BE: Hat BB Biotech eine Sperrfrist für die Aktien?
Lingelbach: BB Biotech hat eine Lock-up Periode von sechs Monaten.
BE: Die Liquidität hat sich von Ende Dezember bis Ende März von knapp 51 Mio. auf 38,5 Mio. Euro verringert. Jetzt fliesst Geld zu. Gibt es eine Untergrenze an Liquidität, die Sie nicht unterschreiten wollen?
Lingelbach: Die Kreditkomponente, also die 20 Mio. Euro, wollen wir jedenfalls als Puffer haben. Und wir wollen nicht in eine Situation kommen, in der das Eigenkapital unter unseren Verpflichtungen zu liegen kommt.

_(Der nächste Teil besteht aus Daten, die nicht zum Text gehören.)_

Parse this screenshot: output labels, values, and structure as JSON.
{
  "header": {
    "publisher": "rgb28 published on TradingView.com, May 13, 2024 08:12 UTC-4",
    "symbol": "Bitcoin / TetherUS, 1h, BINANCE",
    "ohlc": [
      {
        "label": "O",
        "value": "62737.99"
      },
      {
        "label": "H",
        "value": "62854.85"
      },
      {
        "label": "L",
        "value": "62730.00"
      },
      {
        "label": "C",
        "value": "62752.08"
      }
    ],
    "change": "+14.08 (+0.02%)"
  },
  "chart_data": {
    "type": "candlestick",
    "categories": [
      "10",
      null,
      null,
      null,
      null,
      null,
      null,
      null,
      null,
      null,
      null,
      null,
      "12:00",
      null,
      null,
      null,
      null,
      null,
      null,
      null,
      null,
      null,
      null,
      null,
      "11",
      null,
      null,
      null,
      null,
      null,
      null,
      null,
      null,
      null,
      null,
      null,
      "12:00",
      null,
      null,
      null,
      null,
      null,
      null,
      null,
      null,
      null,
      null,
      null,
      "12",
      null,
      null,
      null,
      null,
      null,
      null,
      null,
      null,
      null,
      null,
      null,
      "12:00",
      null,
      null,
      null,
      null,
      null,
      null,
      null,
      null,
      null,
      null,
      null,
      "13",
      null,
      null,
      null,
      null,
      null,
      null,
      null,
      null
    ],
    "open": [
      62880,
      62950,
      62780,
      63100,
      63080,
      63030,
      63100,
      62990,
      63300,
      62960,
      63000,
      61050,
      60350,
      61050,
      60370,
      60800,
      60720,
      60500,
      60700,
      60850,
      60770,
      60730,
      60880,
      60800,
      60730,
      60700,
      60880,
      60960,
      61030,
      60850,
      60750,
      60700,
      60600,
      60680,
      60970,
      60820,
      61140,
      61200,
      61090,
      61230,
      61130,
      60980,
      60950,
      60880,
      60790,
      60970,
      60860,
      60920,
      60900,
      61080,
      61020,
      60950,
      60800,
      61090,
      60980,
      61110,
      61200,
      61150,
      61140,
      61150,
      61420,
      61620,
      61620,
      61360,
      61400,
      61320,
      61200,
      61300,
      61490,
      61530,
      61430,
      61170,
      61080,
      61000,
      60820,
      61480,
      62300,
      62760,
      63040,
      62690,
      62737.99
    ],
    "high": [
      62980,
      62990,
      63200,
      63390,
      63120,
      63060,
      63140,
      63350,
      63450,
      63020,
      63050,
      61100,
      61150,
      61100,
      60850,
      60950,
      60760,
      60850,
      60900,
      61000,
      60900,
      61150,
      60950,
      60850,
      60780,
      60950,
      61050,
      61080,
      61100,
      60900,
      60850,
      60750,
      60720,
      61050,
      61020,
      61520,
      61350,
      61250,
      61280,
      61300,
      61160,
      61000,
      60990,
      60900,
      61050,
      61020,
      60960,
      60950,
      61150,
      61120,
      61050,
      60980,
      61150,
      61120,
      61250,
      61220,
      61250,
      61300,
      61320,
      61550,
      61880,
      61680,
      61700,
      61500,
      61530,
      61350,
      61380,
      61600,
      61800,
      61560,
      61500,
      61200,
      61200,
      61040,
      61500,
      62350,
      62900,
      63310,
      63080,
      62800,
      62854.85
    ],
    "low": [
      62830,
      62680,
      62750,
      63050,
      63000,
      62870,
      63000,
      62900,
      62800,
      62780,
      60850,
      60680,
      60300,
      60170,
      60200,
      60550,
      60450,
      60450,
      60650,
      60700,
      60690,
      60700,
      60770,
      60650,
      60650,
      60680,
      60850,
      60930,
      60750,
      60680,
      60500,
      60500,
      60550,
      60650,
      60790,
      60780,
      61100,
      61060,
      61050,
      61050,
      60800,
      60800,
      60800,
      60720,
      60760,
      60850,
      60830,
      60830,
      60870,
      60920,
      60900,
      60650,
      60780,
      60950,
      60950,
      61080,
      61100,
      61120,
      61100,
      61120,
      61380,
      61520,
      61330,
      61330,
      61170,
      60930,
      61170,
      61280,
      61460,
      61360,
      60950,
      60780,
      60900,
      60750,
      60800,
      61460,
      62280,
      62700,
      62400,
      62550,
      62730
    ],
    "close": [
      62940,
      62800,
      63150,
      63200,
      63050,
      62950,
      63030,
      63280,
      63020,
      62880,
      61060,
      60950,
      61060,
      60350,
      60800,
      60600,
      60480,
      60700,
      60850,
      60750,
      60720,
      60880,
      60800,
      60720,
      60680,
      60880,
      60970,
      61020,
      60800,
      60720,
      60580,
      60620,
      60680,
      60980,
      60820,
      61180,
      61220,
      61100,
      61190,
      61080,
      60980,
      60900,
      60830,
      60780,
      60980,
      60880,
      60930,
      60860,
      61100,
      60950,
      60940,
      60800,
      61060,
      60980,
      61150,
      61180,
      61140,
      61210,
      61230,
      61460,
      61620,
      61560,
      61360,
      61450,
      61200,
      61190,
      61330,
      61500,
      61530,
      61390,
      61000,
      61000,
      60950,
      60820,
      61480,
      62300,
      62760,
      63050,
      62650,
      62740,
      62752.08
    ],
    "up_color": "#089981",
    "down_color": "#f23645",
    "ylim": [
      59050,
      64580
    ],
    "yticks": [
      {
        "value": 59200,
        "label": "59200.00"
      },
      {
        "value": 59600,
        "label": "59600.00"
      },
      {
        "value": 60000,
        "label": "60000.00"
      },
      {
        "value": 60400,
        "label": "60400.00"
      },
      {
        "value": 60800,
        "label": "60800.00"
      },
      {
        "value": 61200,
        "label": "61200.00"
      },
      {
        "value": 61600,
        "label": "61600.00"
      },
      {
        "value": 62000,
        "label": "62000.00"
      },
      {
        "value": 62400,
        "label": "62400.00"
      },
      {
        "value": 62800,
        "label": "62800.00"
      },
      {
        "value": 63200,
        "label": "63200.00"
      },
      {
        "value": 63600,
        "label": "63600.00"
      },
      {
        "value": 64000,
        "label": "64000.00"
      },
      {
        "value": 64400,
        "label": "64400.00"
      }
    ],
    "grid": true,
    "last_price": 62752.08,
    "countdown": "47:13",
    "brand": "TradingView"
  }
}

BE: BB Biotech war in der Vergangenheit Intercell-Aktionär, hat die Position dann aber wieder schrittweise abgebaut. Ist das Vertrauen jetzt wieder erstarkt?
Lingelbach: BB Biotech glaubt an Intercells Strategie und an das Umsatzwachstum mit Ixiaro. Auch der Umstand, dass Intercell sehr zielgerichtet und fokussiert investiert, gefällt.
BE: Die Hauptversammlung von Intercell findet in Kürze statt. Dort geht es u.a. um die Schaffung von neuem genehmigten Kapital und auch die Ermächtigung zur Ausgabe von Wandelbonds. Was haben Sie mit den laufenden Wandelbonds, die 2014 fällig werden, vor?
Lingelbach: Wir wollen uns bei der Hauptversammlung jedenfalls Flexibilität schaffen. Es gibt natürlich einige Varianten, etwa jene, dass mit dem neuen Kredit ein Teil der Wandelbonds zurückgekauft wird. Aber das müssen wir dann mit den Wandelbond-Inhabern besprechen.
BE: Kurz zu den Quartalszahlen: Der Ixiaro-Umsatz ist zwar im Vergleich zum Q1 2011 gestiegen, liegt mit 4,6 Mio. Euro aber unter dem Wert aus dem Schlussquartal 2011 (6,1 Mio. Euro). Normale saisonale Schwankungen?
Lingelbach: Ja, wir liegen absolut im Plan und haben unsere Guidance für eine Steigerung der Produkteinnahmen um 8 Mio. bis 10 Mio. Euro in 2012 bestätigt. Das zweite und das dritte Quartal sind normalerweise immer am stärksten, im Vorjahr war das Schlussquartal sehr stark. Man muss auch berücksichtigen, dass unsere Umsätze etwas phasenverschoben sind. Und hier kann ich sagen, dass die Umsätze im Markt im Q1 sehr, sehr deutlich angestiegen sind.